Neben dem spirituellen Suchen und Finden steht die Beschäftigung mit Philosophie, zum Beispiel anhand der Schriften eines Philosophen, von dem man schon gehört hat und der fasziniert. Eine unterhaltsame Geschichte des Denkens wie Sofies Welt von Jostein Gaarder mag dazu anregen, sich in einen der philosophischen Ansätze zu vertiefen.

Es liegt bei diesem Urprinzip auch nahe, über Glücksforschung zu lesen und sich Übungen zum Glückserleben zu widmen. Außerdem könnte dazu gehören, einmal genießerisch ein Gelage, die eigene Orgie zu veranstalten, sich Luxus zu gönnen, ein dickes Auto zu fahren und großzügig zu schenken und sich an der begeisterten Reaktion der Beschenkten zu erfreuen.
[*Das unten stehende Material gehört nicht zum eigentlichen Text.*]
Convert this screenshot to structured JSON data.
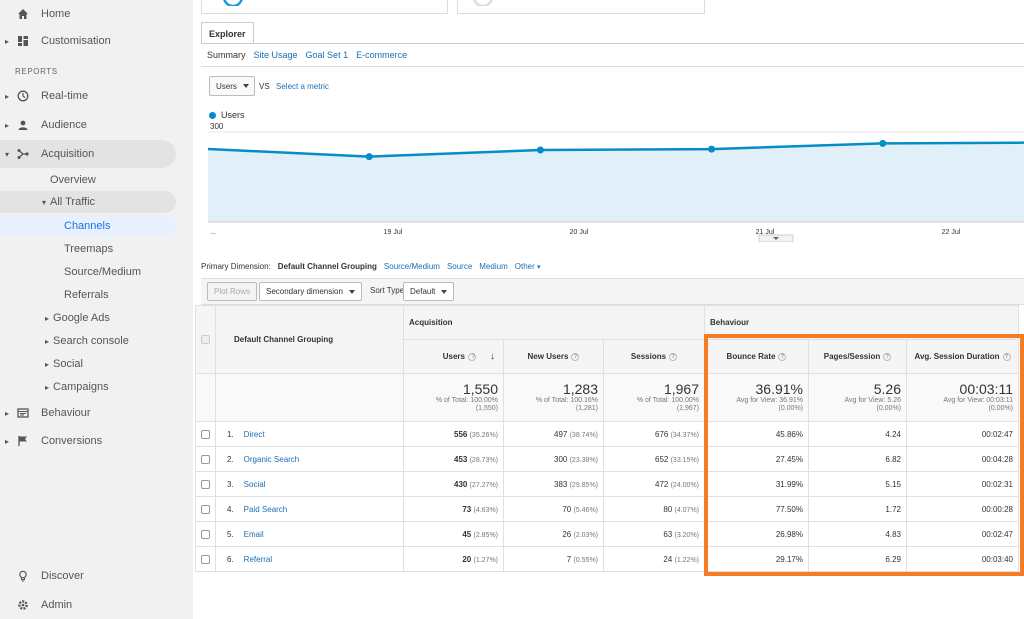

Ganz Jupiter ist, Versöhnung und Toleranz zu üben – etwa indem wir einem Asylbewerber großzügig helfen –, Freude zu stiften, Humor zu verbreiten, andere mit Weitblick zu fördern, zum Gönner und Mäzen zu werden, den Funken der Begeisterung überspringen zu lassen, Brückenbauer zu werden und Weisheit wie auch Vertrauen in den Sinn des Lebens zu verbreiten. Das alles – mit einer großen Portion Optimismus im Hinblick auf Wachstum auf allen Ebenen – gehört zur »Jupiterliste«.


10. Das Saturnprinzip führt zum Wesentlichen. Das kann bedeuten, sich einen Monat lang in jeder Hinsicht zu beschränken und dabei das Minimum auszuloten, das man wirklich braucht. Versuchen wir doch mal, es ohne viel Konsum zu schaffen.